I am reading Asset Pricing by Cochrane. I am struggling to do the Fama-Macbeth cross-sectional regression and I am questioning my understanding of how to do this. I have no problems understanding how to do the two-step cross-sectional regression, it's the Fama-Macbeth bit that I am struggling with.
To get a bearing, let's start with cross-sectional regression. We have two steps.
Cross-sectional regression
Step 1: time-series regression to estimate factor loadings
For asset $i = 1, \dots, N$, perform the following regression:
$$ R_t^i = F_t \beta^i + \varepsilon_t^i $$
where $R_t^i$ is the return of asset $i$ at time $t$, $F_t$ $(1 \times K)$ row of factor values at time $t$ and $\beta_i$ is a $(K \times 1)$ factor loadings.
Step 2: cross-sectional regression to find risk premia
So now collect $\beta_i$ into a $(K \times N)$ matrix and perform the following regression where the $\beta$ matrix is the matrix of regressors (i.e. the data matrix) and we are estimating the $(K \times 1)$ vector $\lambda$.
$$ R_E^i = \beta' \lambda + a_i $$
where $R_E^i$ is the mean return in time of asset $i$.
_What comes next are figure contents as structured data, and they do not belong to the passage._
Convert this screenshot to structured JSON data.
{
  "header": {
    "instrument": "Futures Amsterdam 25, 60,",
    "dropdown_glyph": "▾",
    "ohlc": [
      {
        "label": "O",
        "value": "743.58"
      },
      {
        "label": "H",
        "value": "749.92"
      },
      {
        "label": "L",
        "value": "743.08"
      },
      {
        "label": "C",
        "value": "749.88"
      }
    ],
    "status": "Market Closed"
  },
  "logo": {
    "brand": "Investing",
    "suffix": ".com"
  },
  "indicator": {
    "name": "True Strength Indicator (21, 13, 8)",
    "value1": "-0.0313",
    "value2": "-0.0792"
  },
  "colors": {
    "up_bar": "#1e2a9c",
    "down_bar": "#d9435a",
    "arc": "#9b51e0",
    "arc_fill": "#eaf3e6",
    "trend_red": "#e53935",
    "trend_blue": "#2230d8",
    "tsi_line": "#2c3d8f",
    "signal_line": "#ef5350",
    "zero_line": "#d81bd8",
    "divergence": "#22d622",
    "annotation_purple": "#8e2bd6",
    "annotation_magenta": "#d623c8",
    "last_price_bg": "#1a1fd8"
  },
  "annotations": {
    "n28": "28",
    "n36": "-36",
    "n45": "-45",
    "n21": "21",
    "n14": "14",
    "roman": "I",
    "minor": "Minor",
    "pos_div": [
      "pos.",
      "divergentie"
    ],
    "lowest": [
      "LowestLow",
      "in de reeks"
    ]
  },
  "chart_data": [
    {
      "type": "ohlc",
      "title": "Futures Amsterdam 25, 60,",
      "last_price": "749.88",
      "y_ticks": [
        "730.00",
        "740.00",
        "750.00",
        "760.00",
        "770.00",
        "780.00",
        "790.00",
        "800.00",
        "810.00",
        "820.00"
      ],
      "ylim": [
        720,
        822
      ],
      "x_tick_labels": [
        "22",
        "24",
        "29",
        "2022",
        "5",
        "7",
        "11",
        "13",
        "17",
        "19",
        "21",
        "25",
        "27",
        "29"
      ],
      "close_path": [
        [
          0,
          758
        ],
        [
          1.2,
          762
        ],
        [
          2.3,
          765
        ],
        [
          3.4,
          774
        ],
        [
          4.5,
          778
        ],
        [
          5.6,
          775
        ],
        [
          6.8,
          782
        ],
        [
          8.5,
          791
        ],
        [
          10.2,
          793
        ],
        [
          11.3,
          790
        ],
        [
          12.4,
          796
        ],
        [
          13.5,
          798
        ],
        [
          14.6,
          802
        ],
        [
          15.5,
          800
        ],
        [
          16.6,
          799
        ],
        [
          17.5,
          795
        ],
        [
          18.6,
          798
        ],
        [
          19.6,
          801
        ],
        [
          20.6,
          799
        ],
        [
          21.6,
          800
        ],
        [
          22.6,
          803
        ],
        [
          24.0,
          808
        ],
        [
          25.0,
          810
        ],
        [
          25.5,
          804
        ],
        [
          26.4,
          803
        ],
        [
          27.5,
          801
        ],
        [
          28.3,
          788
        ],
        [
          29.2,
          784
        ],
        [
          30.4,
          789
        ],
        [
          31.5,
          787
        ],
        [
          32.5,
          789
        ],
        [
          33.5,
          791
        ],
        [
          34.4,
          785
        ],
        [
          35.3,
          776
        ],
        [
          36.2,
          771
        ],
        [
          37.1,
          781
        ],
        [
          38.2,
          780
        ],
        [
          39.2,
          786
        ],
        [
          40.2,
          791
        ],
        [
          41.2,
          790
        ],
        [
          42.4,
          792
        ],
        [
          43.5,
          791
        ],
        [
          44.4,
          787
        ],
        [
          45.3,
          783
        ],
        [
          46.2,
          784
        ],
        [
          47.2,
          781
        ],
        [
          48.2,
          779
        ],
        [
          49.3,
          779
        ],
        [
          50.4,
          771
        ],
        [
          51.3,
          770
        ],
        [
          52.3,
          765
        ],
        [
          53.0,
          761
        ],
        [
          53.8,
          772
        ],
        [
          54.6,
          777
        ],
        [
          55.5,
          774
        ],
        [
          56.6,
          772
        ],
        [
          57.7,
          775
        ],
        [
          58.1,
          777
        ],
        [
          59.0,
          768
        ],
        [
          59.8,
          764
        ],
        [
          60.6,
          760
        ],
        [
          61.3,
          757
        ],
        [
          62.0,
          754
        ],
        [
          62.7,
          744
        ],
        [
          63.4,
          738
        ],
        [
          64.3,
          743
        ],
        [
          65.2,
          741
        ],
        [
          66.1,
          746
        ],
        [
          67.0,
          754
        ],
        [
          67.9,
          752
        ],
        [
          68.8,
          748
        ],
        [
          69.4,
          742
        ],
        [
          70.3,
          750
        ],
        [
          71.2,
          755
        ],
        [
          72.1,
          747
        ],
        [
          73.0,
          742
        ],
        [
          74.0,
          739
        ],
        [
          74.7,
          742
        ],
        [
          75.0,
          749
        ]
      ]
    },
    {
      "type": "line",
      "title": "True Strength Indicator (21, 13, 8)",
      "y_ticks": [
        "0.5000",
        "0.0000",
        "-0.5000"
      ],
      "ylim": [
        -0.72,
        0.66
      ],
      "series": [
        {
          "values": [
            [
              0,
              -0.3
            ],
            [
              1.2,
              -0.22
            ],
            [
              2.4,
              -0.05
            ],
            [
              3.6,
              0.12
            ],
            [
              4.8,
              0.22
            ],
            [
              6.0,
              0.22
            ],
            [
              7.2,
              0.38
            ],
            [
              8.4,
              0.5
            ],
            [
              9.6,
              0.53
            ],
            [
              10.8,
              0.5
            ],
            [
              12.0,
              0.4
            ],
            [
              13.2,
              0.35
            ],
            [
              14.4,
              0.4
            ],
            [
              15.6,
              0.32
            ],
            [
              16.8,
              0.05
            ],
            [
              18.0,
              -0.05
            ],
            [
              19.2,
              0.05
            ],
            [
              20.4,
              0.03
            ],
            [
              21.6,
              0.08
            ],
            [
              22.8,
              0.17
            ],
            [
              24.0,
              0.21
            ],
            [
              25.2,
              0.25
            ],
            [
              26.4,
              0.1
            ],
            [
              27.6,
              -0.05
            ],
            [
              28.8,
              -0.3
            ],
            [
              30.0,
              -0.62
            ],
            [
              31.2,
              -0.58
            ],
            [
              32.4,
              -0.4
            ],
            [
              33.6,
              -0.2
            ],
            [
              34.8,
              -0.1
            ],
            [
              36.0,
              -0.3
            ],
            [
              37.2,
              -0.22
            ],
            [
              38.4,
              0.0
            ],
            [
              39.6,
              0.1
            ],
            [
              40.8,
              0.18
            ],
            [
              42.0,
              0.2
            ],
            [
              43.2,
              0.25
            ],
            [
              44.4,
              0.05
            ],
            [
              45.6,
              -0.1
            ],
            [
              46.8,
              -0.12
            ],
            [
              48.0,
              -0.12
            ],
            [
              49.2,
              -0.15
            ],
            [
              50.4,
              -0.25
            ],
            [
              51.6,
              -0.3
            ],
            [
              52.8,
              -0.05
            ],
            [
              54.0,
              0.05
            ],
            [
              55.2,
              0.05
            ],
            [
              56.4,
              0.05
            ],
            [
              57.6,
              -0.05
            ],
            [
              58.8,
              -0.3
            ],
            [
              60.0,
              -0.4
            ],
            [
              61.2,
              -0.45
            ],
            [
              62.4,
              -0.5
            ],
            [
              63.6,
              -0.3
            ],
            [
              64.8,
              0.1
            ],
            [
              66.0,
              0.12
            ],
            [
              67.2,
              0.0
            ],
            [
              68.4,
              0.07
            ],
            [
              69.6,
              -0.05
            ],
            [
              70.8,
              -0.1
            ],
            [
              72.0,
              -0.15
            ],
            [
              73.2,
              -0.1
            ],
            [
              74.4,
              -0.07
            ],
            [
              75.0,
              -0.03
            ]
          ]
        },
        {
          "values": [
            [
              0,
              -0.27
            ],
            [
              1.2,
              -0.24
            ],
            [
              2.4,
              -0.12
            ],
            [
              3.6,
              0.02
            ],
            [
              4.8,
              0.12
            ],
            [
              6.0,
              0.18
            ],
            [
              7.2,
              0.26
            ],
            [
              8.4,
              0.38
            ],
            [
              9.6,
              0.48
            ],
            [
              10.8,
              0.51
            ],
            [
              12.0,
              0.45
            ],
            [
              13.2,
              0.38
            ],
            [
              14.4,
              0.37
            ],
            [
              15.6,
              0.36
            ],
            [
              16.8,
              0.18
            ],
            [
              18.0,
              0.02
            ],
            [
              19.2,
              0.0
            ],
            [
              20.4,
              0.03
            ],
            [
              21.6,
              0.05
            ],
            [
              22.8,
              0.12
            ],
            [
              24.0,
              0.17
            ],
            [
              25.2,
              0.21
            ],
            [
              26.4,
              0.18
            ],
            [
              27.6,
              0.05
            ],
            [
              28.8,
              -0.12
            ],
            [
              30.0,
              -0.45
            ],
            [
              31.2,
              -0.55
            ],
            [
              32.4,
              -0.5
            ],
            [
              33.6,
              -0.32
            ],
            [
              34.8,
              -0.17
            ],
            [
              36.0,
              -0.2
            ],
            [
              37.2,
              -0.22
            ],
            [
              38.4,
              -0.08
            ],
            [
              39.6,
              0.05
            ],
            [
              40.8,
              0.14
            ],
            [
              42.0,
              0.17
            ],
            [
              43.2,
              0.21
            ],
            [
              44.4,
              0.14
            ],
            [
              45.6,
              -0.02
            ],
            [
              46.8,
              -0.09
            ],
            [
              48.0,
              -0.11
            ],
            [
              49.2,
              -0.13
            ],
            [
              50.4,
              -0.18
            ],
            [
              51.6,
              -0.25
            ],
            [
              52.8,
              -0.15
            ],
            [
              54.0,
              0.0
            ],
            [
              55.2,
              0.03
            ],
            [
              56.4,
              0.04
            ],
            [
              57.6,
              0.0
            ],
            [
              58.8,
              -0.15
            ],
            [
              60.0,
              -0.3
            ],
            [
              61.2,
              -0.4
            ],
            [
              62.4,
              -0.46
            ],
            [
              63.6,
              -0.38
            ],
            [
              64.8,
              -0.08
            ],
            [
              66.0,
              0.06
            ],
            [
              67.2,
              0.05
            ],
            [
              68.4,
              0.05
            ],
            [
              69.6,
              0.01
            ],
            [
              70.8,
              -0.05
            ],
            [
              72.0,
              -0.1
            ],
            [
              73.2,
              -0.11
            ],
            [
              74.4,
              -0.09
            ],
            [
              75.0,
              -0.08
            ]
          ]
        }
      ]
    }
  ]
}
So far so good. I've implemented this and I get similar results to various implementations quoted in the literature.
Fama-Macbeth
To perform a monthly Fama-Macbeth cross-sectional regression estimated over a one-year rolling window on daily data I still need to do two steps like so.
Step 1
At each month, take the past 12 months of daily data (~252 data points) and perform a time-series regression to obtain the $\beta_t$ where $t$ is the index of the month. This is exactly the same as the first step in the previous example, only we don't use the full sample but we just use a rolling 12-month window.
Do this for all months and collect the $\beta_t$ matrices. Now $\beta = \frac{1}{T} \sum_{t=1}^T \beta_t$.
Step 2
Now we have the averaged factor loadings $\beta$, we perform effectively the same as step two above for each time period but we use the average betas across all periods. In other words, we perform the following regressions:
$$ R_{E,t}^i = \beta' \lambda_t + a_t^i $$
where $R_{E,t}^i$ is the average return of asset $i$ during the last 12 months leading to month $t$ computed on daily data.
Now, take the $\lambda_t$ and average them (similarly to the betas) and that is our result.
Having doneI seem to have implemented the cross-sectional regression correctly and get similar coefficients to one published in literature. But, having implemented the Fama-Macbeth regression, I'm getting wild coefficients which I don't expect to be getting which is why I believe my understanding of what to do is wrong.